When you want to apply for credit, it is essential to become aware of your ability to borrow because it is one of the criteria that will determine the decision of a lender to grant you or not a bank loan.
What is borrowing capacity?
Borrowing capacity determines the ability of a person to apply for a loan based on their income as well as their monthly expenses. Generally, the lenders consider that the monthly payments of a credit can not exceed a third of the incomes of a home. Beyond that, getting a loan may become very difficult because if the monthly charges are already too high, the repayment of a loan could lead to over-indebtedness. Borrowing capacity can be used to determine the maximum amount of monthly payments an individual can afford, the amount of the loan and the length of the loan that can be requested.
The calculation of borrowing capacity is the basis of any credit granting. It allows to know the capacity of a person to repay his monthly payments while avoiding a situation of overindebtedness. This makes it possible to determine the total sum that he will be able to borrow.
The debt ratio
The debt ratio is the share of a household’s income that is used to repay loans, whether it is a consumer loan or real estate loans. The debt ratio that should not be exceeded, defined and monitored by most lenders is 33%. This is not a regulatory rate but it is of common use. Indeed, a person will have a hard time accessing credit if their debt ratio exceeds this threshold because the lenders consider that this would present a risk of excessive repayment. However, the study of a borrower’s file is not done not only on the basis of the debt ratio but also on his personal profile as well as his remainder to live. It should be noted that access to credit could be facilitated for some people with a debt ratio higher than 33%, if they have a comfortable income and a high level of living. On the other hand, less regular or more modest income could lead to a refusal to grant a loan, even if the debt ratio is less than 33%.
The rest to live
The remainder to live is the main indicator of the standard of living of a home and thus makes it possible to evaluate its borrowing capacity. It corresponds to what a household has to live each month, after having paid all its fixed expenses. The calculation of the remainder to live is a simple operation where it is enough to subtract the fixed charges to the income of a household (on a one-month basis). Expenses will include all regular and incompressible expenses. The income, meanwhile, will refer to all the money coming into the family wallet.

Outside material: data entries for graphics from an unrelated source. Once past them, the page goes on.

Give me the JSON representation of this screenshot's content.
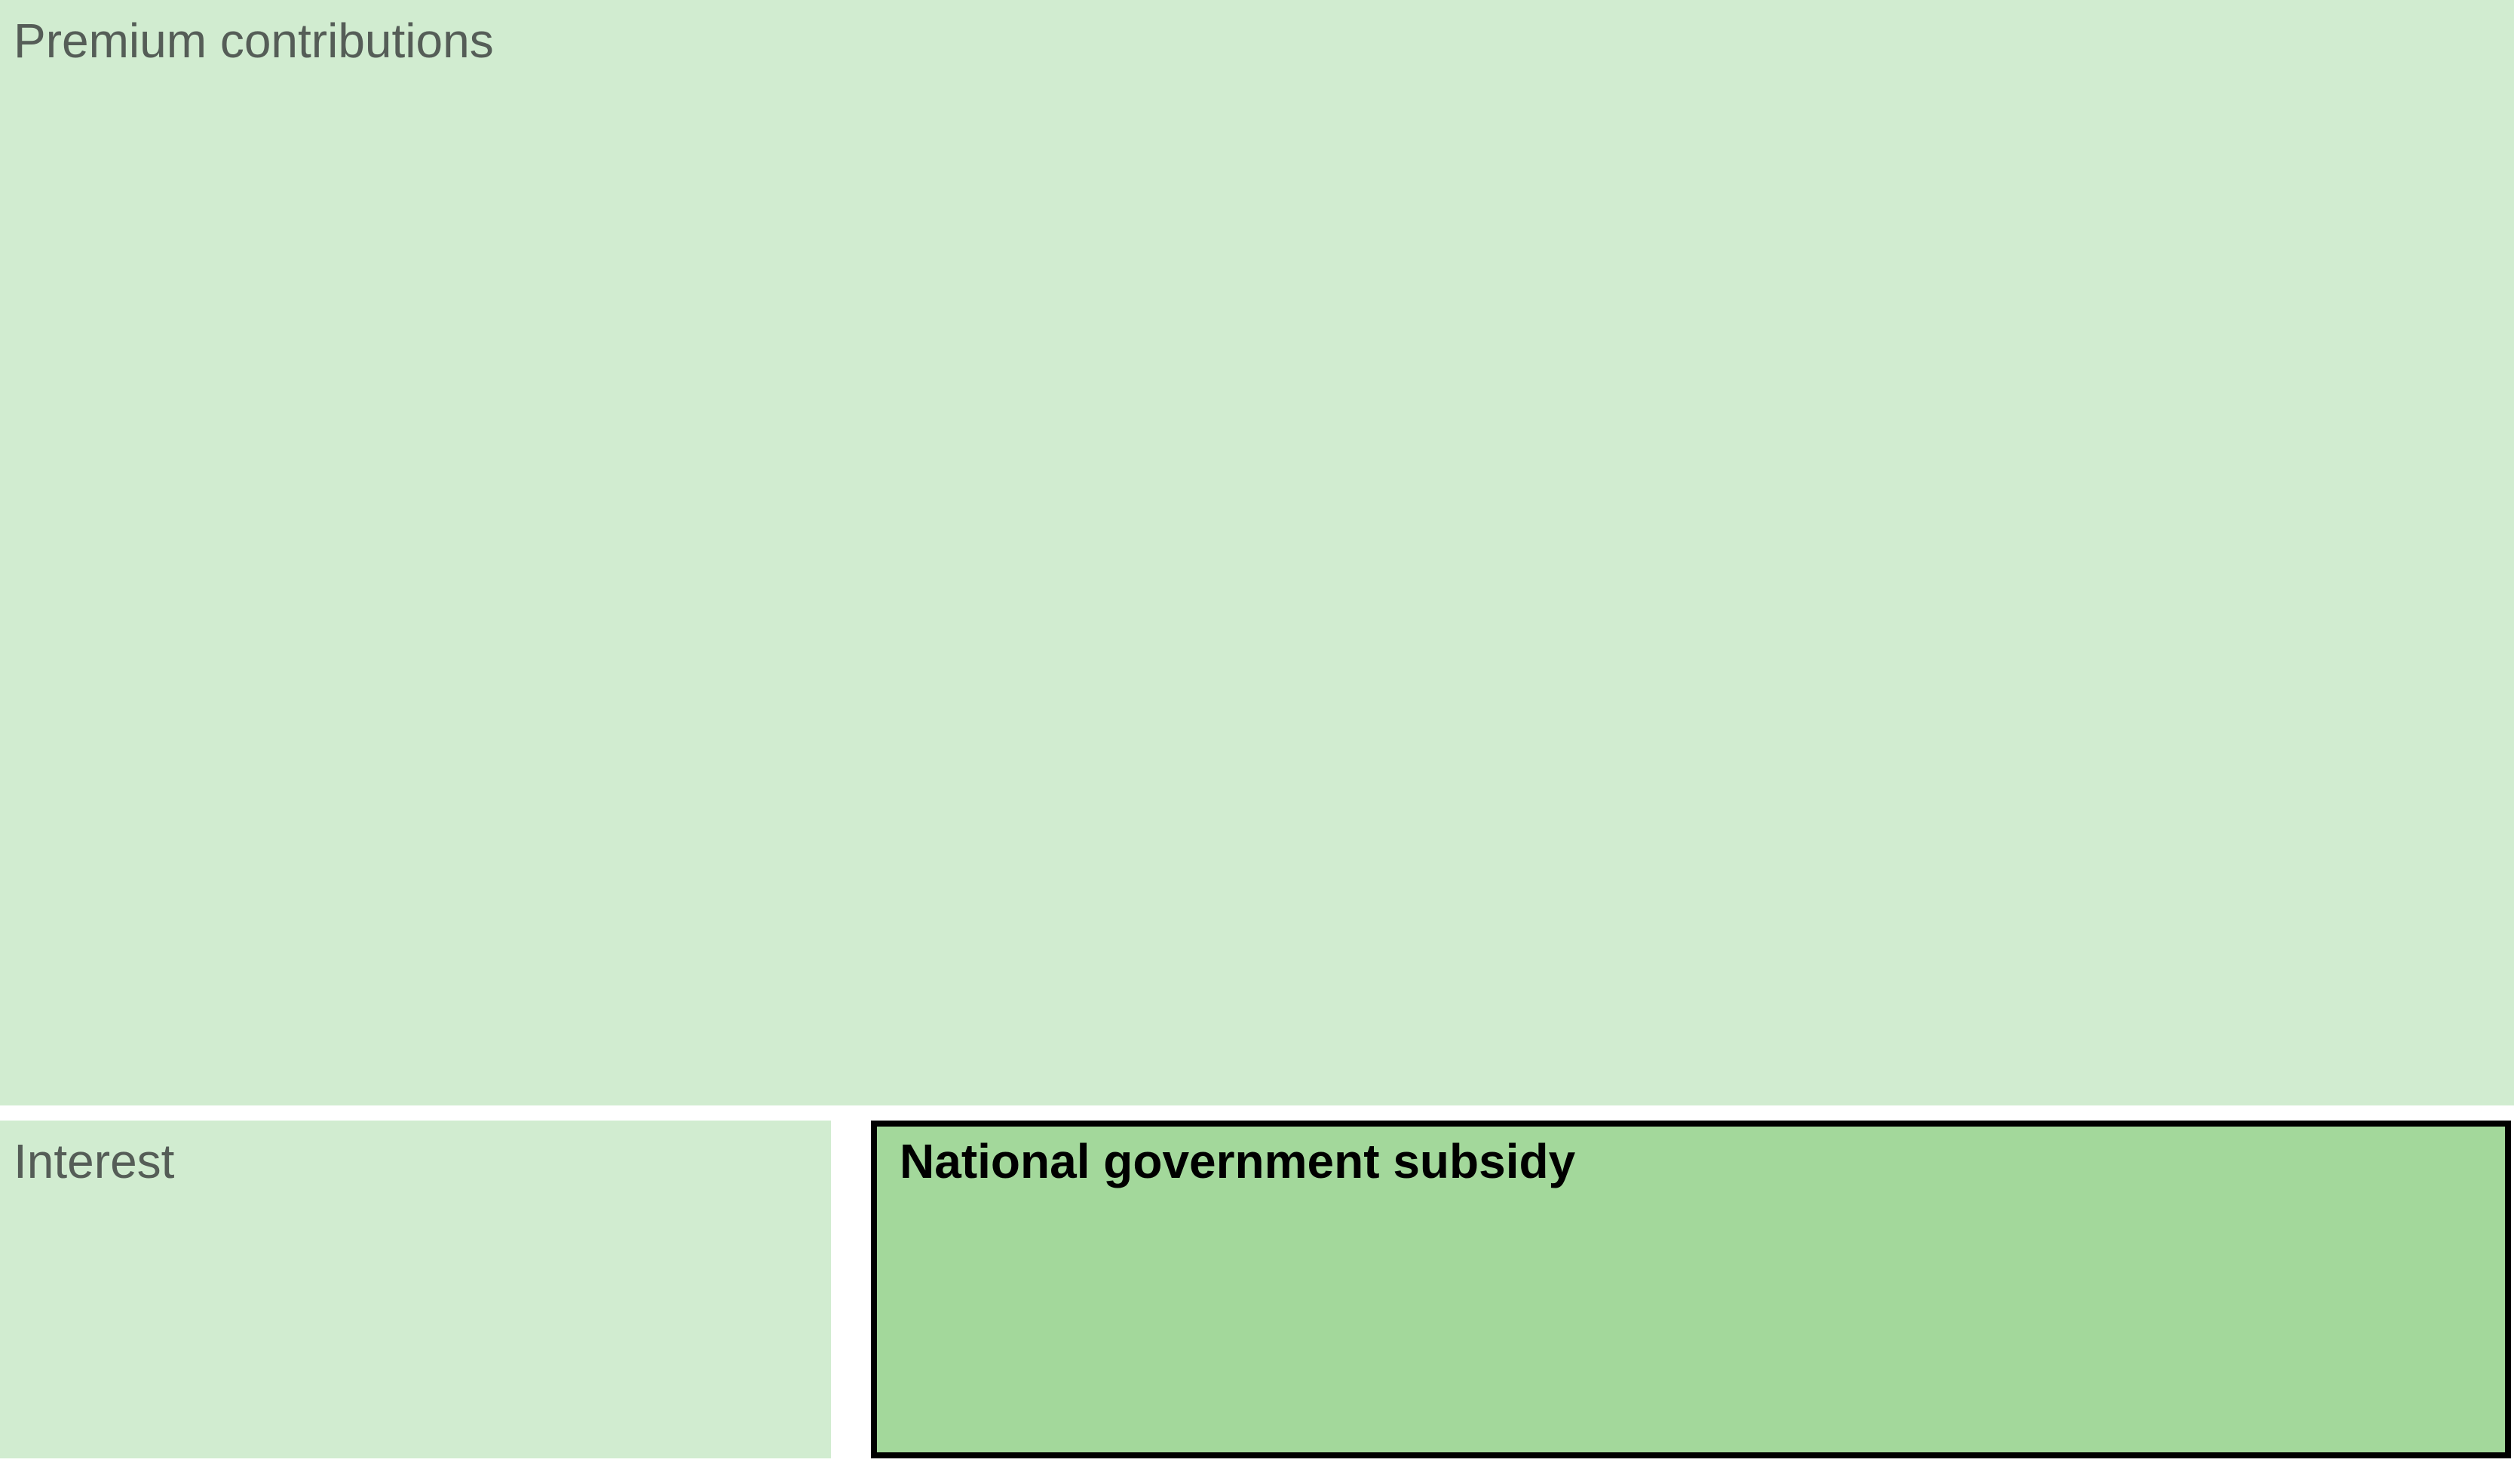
{
  "chart_data": {
    "type": "treemap",
    "title": "",
    "items": [
      {
        "name": "Premium contributions",
        "value": 1078600,
        "highlighted": false,
        "color": "#d1ecd0"
      },
      {
        "name": "Interest",
        "value": 115100,
        "highlighted": false,
        "color": "#d1ecd0"
      },
      {
        "name": "National government subsidy",
        "value": 228000,
        "highlighted": true,
        "color": "#a3d89b"
      }
    ]
  }
}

The remaining amount is used to estimate the amount of money that can be spent on repaying a loan and thus the additional debt that a household can commit to. There is no reference living remains, everything will depend on the level of income. However, the lower the income of a household, the more important it becomes to maintain a significant living income.
How to perform a loan capacity simulation?
Many sites offer simulation tools to estimate your borrowing capacity. To use it and to estimate at best the amount that you will be able to borrow, it is essential first of all, to take stock of your situation. To begin, note that to access credit, whatever it is, it is always more advantageous to be in a stable financial situation. For example, if you are a permanent employee for several years, within the same company, you will be more likely to obtain a favorable response for your credit application than if you work in fixed-term or temporary for example . It is the same if your banking situation is stable and you have never had problems with your bank.
Before you do a simulation of your borrowing capacity
You will also have to take stock of your resources and gather all the necessary documents to do so. The resources of your household can include wages, rental income, commercial and industrial but also non-commercial benefits, pensions received, various allowances and other income.Then you will also have to add up the different monthly expenses that you have to pay such as rents paid, housing expenses, pensions paid, credits that you already have in progress as well as any other recurring charges.
With all this data, you will not only be able to get your monthly borrowing capacity but also your debt ratio as well as your remaining livelihood. By reading this information, it will be easier for you to better define your project and thus know the amount that you will be able to borrow.